Sunday, August 5, 2012

Timed Writing: 8/5/2012

Time: 15 minutes
Prompt: "He picked up his walking stick to steady himself as naturally as if..."
Source: Ginger Stuyvesant and the Case of the Haunted Nursery by Mary Robinette Kowal

When Tafferk put on the old man, Baeli could not help but admiring the apparent ease with which he made the transition to the body of an aged biped. Tafferk sat up from the bed, looked around at the sterile hospice room, and swung his two feet round to the floor. He picked up his walking stick to steady himself as naturally as if he had always possessed grasping appendages, and his shamble toward the door suggested decrepitude rather than inexperience.

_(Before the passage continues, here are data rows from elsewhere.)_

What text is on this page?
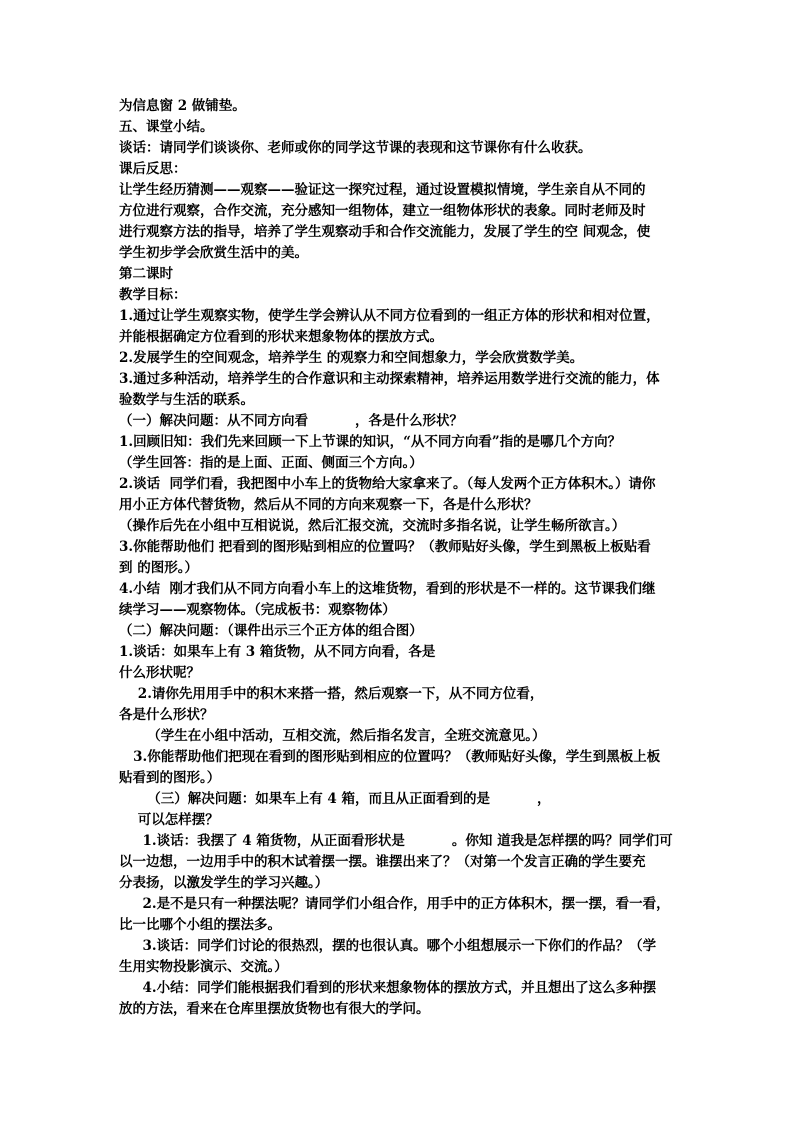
为信息窗 2 做铺垫。
五、课堂小结。
谈话：请同学们谈谈你、老师或你的同学这节课的表现和这节课你有什么收获。
课后反思：
让学生经历猜测——观察——验证这一探究过程，通过设置模拟情境，学生亲自从不同的
方位进行观察，合作交流，充分感知一组物体，建立一组物体形状的表象。同时老师及时
进行观察方法的指导，培养了学生观察动手和合作交流能力，发展了学生的空 间观念，使
学生初步学会欣赏生活中的美。
第二课时
教学目标：
1.通过让学生观察实物，使学生学会辨认从不同方位看到的一组正方体的形状和相对位置，
并能根据确定方位看到的形状来想象物体的摆放方式。
2.发展学生的空间观念，培养学生 的观察力和空间想象力，学会欣赏数学美。
3.通过多种活动，培养学生的合作意识和主动探索精神，培养运用数学进行交流的能力，体
验数学与生活的联系。
（一）解决问题：从不同方向看          ，各是什么形状？
1.回顾旧知：我们先来回顾一下上节课的知识，“从不同方向看”指的是哪几个方向？
（学生回答：指的是上面、正面、侧面三个方向。）
2.谈话  同学们看，我把图中小车上的货物给大家拿来了。（每人发两个正方体积木。）请你
用小正方体代替货物，然后从不同的方向来观察一下，各是什么形状？
（操作后先在小组中互相说说，然后汇报交流，交流时多指名说，让学生畅所欲言。）
3.你能帮助他们 把看到的图形贴到相应的位置吗？（教师贴好头像，学生到黑板上板贴看
到 的图形。）
4.小结  刚才我们从不同方向看小车上的这堆货物，看到的形状是不一样的。这节课我们继
续学习——观察物体。（完成板书：观察物体）
（二）解决问题：（课件出示三个正方体的组合图）
1.谈话：如果车上有 3 箱货物，从不同方向看，各是
什么形状呢？
2.请你先用用手中的积木来搭一搭，然后观察一下，从不同方位看，
各是什么形状？
（学生在小组中活动，互相交流，然后指名发言，全班交流意见。）
3.你能帮助他们把现在看到的图形贴到相应的位置吗？（教师贴好头像，学生到黑板上板
贴看到的图形。）
（三）解决问题：如果车上有 4 箱，而且从正面看到的是          ，
可以怎样摆？
1.谈话：我摆了 4 箱货物，从正面看形状是          。你知 道我是怎样摆的吗？同学们可
以一边想，一边用手中的积木试着摆一摆。谁摆出来了？（对第一个发言正确的学生要充
分表扬，以激发学生的学习兴趣。）
2.是不是只有一种摆法呢？请同学们小组合作，用手中的正方体积木，摆一摆，看一看，
比一比哪个小组的摆法多。
3.谈话：同学们讨论的很热烈，摆的也很认真。哪个小组想展示一下你们的作品？（学
生用实物投影演示、交流。）
4.小结：同学们能根据我们看到的形状来想象物体的摆放方式，并且想出了这么多种摆
放的方法，看来在仓库里摆放货物也有很大的学问。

Baeli, far more practiced with the human form, followed Tafferk down the hallway to the common dining area. It was small. The facility comprised sixty guest suites, three exam rooms, a minor procedures room, administrative offices, two family conference rooms, an interfaith chapel, a big-screen TV room that could double as a performance venue, a kitchen, and this dining room. The home maintained maximum occupancy. There was always a waiting list.

In the three months since Baeli had taken up residence in the body of her emphysematous and demented assignment, she had never seen more than three of the residents in the dining room at a time. Most ate in their rooms—of those who ate at all. It was common for the guests of Sustaining Peace Hospice Home to refuse food. Especially those who would be staying only a short time.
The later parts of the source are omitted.